I'll let you do the calculations.
To answer these questions, we need to use the properties of the normal distribution. We'll use the mean and standard deviation provided to calculate probabilities and ranges.
(a) To find the probability that a student will NOT receive a passing grade, we need to calculate the area under the normal distribution curve to the left of 70.
To do this, we can use a standard normal distribution table or calculator and convert the value of 70 into a z-score. The z-score is the number of standard deviations away from the mean.
Using the formula z = (x - μ) / σ, where x is the value we want to convert, μ is the mean, and σ is the standard deviation, we can calculate the z-score for 70:
z = (70 - 62) / 14 = 0.5714
Finding the area corresponding to this z-score, we can say that the probability of getting a grade less than 70 is equal to the area to the left of the z-score 0.5714.
(b) To find the probability of a student receiving a "B", we need to calculate the area under the normal distribution curve between 80 and 90.
First, we calculate the z-scores for both 80 and 90.
For 80:
z1 = (80 - 62) / 14 = 1.2857
For 90:
z2 = (90 - 62) / 14 = 2.0
Next, we find the area between these two z-scores. This can be done by subtracting the area to the left of z2 from the area to the left of z1.
P(80 ≤ X < 90) = P(z1 ≤ Z < z2)
Now, using a standard normal distribution table or calculator, we can find the probabilities corresponding to these z-scores and subtract them.
(c) To determine the range of course grade values considered outliers, we need to define what we mean by outliers. A common way to identify outliers in a normal distribution is by using the concept of standard deviation.

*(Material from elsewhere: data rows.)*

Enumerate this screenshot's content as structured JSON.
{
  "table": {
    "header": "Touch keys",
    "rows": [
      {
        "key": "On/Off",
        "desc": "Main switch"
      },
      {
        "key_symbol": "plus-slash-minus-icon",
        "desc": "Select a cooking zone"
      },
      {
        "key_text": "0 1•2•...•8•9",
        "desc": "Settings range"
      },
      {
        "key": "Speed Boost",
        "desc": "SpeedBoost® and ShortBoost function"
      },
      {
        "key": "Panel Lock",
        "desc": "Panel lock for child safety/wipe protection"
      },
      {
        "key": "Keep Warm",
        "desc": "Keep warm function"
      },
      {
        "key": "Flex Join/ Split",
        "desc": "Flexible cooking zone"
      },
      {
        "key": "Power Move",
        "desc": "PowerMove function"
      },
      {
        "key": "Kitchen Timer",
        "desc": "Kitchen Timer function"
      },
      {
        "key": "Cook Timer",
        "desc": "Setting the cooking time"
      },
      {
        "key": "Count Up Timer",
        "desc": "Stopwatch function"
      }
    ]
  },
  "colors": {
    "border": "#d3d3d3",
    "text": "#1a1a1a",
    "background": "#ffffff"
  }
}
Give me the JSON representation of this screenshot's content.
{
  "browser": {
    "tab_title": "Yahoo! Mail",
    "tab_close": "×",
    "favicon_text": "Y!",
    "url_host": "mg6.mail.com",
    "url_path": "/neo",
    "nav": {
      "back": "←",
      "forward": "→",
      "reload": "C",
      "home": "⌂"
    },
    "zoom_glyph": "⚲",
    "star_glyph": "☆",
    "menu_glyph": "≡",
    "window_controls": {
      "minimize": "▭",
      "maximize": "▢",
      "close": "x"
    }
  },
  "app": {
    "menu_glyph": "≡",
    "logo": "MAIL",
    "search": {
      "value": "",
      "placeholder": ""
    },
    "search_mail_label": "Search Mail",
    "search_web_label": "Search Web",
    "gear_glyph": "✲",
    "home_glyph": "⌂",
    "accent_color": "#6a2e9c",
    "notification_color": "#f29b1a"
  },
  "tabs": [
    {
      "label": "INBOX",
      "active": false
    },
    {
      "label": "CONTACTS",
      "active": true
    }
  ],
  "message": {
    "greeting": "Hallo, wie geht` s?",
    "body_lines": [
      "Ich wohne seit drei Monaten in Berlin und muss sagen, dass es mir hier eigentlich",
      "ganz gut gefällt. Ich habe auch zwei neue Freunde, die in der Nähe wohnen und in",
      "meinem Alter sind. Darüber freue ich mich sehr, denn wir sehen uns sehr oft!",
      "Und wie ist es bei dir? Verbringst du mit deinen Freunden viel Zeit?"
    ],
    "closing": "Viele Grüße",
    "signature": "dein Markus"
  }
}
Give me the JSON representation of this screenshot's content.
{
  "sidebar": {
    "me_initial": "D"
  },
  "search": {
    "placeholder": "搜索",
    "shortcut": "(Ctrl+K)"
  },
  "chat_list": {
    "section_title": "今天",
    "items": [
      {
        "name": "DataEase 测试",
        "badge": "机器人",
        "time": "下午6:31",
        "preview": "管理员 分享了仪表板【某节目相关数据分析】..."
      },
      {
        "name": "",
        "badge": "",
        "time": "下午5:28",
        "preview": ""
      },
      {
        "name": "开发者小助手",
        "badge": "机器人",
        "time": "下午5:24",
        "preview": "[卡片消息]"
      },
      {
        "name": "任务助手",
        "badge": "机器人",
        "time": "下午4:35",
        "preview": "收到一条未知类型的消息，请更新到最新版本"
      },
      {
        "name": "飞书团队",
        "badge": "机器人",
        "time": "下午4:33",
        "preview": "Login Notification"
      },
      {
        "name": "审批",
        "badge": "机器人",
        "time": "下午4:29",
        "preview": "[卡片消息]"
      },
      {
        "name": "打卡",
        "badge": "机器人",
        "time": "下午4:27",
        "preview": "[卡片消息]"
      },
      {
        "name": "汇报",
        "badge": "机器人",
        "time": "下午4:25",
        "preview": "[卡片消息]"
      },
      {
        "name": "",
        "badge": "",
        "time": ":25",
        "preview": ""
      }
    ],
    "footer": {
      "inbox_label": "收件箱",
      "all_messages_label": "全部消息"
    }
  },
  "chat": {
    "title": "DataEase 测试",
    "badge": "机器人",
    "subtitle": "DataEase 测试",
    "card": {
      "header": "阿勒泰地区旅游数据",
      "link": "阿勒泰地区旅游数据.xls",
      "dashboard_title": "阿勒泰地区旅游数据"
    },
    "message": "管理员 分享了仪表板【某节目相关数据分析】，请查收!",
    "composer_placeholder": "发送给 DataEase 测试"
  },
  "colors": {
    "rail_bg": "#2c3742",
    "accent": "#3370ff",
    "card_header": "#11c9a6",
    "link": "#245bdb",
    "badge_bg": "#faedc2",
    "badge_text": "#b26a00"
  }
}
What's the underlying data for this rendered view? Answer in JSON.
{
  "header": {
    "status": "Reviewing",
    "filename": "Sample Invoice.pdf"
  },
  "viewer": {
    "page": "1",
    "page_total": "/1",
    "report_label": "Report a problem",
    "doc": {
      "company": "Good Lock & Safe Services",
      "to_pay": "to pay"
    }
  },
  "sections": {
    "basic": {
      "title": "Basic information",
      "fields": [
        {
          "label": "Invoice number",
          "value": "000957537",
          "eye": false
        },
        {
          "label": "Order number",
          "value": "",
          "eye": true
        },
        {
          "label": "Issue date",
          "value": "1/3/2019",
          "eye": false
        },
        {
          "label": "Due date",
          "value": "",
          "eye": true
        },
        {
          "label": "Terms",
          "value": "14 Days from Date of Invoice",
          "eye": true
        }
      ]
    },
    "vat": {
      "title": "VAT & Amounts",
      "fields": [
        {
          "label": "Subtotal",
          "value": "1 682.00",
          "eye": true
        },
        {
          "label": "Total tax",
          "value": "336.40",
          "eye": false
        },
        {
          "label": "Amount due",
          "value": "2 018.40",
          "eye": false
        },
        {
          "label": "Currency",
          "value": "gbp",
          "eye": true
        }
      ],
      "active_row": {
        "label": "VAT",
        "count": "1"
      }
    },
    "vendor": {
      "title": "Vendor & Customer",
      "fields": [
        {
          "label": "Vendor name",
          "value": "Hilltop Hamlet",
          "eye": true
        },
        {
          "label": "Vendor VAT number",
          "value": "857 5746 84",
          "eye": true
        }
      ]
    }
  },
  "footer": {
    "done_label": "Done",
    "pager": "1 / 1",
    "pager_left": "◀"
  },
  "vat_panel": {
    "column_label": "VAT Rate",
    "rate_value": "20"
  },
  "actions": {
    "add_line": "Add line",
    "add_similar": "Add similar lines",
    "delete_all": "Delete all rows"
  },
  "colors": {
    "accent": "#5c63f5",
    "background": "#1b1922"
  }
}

Using the empirical rule for normally distributed data, we can say that approximately 68% of the data falls within 1 standard deviation of the mean, about 95% falls within 2 standard deviations, and approximately 99.7% falls within 3 standard deviations.
In Ms. Green's class, we can consider course grade values outside of 3 standard deviations from the mean to be outliers. So we need to determine the range of values that are more than 3 standard deviations below the mean and more than 3 standard deviations above the mean.
To find these values, we can calculate:
Lower Outlier Value = Mean - (3 * Standard Deviation)
Upper Outlier Value = Mean + (3 * Standard Deviation)
This range would be considered as outliers in Ms. Green's class.